There was more Alex said that night. He kept apologizing, saying he didn’t mean to do it. He was so profuse that Jessica wondered if he was speaking about more than her comment about Alice. She asked him where he’d gone, but he never did tell her.
Alex finally fell asleep, curled in a ball next to her mattress. He wasn’t disturbed by a nightmare that night.
TWELVE
EVE’S SIXTEENTH EVE lay naked on the stainless-steel guttered table, white under the blazing overhead lights. Lori Ames bent over the body, dressed in a white surgical gown and gloves.
She glanced back at Daniel as the door squeaked shut behind him, then returned to her work without a word.
Daniel glanced around the familiar room of the dead. An eerie disquiet settled over him. But for Lori’s unreasonable efforts to bring him back, she might well be examining his body at the moment. In this very room.

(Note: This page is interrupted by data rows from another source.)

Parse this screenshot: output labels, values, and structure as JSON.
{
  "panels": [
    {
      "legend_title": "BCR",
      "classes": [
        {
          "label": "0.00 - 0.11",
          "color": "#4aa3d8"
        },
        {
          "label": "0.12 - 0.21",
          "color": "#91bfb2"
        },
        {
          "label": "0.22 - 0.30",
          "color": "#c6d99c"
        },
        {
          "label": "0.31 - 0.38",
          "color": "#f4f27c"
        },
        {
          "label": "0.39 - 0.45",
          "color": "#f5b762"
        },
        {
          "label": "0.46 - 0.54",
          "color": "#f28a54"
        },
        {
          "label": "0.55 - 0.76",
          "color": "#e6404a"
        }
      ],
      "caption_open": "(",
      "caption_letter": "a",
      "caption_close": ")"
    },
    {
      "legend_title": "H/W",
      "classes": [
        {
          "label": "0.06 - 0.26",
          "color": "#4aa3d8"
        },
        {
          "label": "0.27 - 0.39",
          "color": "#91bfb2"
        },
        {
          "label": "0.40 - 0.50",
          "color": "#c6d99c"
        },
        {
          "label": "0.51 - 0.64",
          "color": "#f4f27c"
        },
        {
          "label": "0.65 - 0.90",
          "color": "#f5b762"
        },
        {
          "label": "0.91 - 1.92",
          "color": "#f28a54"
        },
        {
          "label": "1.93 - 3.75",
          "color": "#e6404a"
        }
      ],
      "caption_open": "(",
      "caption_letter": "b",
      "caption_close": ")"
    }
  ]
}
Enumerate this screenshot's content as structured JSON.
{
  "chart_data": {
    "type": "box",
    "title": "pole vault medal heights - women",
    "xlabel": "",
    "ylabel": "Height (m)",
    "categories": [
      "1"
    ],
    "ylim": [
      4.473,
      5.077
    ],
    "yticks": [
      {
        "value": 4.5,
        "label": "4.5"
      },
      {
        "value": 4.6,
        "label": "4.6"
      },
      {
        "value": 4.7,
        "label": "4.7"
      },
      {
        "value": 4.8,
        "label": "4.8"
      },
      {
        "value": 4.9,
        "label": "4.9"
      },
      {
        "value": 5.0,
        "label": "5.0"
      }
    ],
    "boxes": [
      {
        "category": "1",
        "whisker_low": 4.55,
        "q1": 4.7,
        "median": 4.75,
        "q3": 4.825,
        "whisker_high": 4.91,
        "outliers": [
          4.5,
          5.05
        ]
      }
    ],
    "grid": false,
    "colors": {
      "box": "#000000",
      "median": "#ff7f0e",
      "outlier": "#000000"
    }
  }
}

The tools of the trade sat in their racks: saws, scalpels, chisels, drills. Bodies were disassembled here, not fixed. Thoughts of his own smothering fears eased. Nowhere was the hunt for critical evidence so visceral as on the steel table, under the pathologist’s blade.
The victim’s clothes sat on a side table, awaiting meticulous examination by the evidence response team. Other preliminaries had already been completed: fingerprints taken for an AFIS identity check. Blood sample for the lab tests—toxicology, viral, bacteriological.
Lori glanced back again. “Take a look?”
Daniel took a coat off the rack to his right, pulled on a pair of gloves, and approached the table. The victim’s skin was translucent and badly bruised, similar to the other victims Eve had left behind. Unlike the others, Eve sixteen had been put on ice soon enough to arrest decomposition.
Lori pulled a suspended microphone down and flipped a switch to engage the recording. Two cameras recorded the autopsy from opposing angles. She picked up a chart and read her findings thus far for the recorder.
“FBI forensic pathologist, Lori Ames. I am examining federal case 62-88730, body as of yet unidentified. A female Caucasian in her midtwenties, blonde hair, brown eyes. Body weight, ninety-eight pounds, four ounces. Sixty-four inches in length.”
Lori set the chart on a roll-away table and began to examine the body with her gloved hands, issuing her conclusions with practiced ease.
“External examination of the body shows rigor mortis present in the extremities. There appear to be systemic contusions spread through both forearms. Petechial rash appears to be present on the lower trunk and upper thighs. Pervasive bruising on the torso and extremities. Possible presenting symptom of meningitis.”
Daniel looked on, struck by his fascination with watching Lori. She seemed to be in a world uniquely her own, just as he was while studying behavior patterns.
“There appear to be no puncture wounds, no intravenous injections. The only perforations are pierced earlobes.”